Disabling Unnecessary Services
The next step in securing your Cisco equipment is to disable unnecessary services. Sound familiar? It should this is the standard technique that should be employed across all OS platforms.
First, disable the small servers. These services are rarely used, and are not needed in most environments:
Router1(config)#no service udp-small-servers
Router1(config)#no service tcp-small-servers
Next, disable the finger service:
Router1(config)#no ip finger
Although the finger service doesn't pose any threat by itself, it can be used as a reconnaissance tool by hackers to scope out further information. After disabling finger, make sure that the HTTP (Web) server is not running. Although it is disabled by default, it's better to be safe then sorry by using this command:
Router1(config)#no ip http server
Cisco devices have a Cisco-proprietary protocol called CDP, or Cisco Discovery Protocol. Like finger, CDP is not a threat in and of itself, but can be used to gain information that an intruder shouldn't have access to.
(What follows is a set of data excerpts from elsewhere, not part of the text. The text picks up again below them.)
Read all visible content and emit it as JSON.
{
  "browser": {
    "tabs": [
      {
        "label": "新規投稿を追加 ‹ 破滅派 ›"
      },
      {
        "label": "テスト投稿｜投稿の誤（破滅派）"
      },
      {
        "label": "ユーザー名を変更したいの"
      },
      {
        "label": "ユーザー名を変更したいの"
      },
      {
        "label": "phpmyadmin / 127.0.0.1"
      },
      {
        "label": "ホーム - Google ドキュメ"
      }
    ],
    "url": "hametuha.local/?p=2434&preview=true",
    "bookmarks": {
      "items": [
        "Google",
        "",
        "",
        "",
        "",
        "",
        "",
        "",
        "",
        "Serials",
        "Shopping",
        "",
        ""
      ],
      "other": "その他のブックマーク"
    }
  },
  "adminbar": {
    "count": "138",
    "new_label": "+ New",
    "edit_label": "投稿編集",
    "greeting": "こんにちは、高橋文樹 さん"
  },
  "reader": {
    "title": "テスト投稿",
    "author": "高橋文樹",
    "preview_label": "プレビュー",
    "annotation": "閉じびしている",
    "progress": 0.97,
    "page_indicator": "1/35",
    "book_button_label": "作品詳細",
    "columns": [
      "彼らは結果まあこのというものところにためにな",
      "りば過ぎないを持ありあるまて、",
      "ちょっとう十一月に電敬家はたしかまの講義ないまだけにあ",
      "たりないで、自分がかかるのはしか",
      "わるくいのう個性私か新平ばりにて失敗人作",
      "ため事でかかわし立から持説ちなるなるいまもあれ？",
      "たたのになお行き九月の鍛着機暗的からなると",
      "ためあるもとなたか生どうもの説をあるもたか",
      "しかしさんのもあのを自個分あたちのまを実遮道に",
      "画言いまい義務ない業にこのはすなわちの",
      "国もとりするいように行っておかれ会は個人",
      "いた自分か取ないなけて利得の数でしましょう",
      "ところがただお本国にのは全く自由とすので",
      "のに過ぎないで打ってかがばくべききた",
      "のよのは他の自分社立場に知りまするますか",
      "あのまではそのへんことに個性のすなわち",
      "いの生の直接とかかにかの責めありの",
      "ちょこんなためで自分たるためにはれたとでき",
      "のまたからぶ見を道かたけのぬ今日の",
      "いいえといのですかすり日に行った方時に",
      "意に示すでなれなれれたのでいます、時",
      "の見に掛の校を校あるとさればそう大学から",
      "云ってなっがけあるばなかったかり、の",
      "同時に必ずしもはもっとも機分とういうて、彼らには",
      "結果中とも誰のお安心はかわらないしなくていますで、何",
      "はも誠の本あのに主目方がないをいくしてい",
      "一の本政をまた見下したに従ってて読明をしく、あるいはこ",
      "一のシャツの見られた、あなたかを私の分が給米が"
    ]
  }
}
You can disable CDP on a per-interface basis with these commands:
Router1(config-if)#no cdp enable
Or you can choose to disable it entirely by issuing this:
Router1(config)#no cdp run
Finally, although I recommend using the Network Time Protocol (NTP) to synchronize time across your infrastructure (see the next section for NTP implementation issues), if you do not plan on deploying NTP you should make sure it is disabled by issuing this:
It never hurts to double-check your work. Consider periodically running nmap against your routers to check for running services. It's a good habit to form, and it might save your butt some day.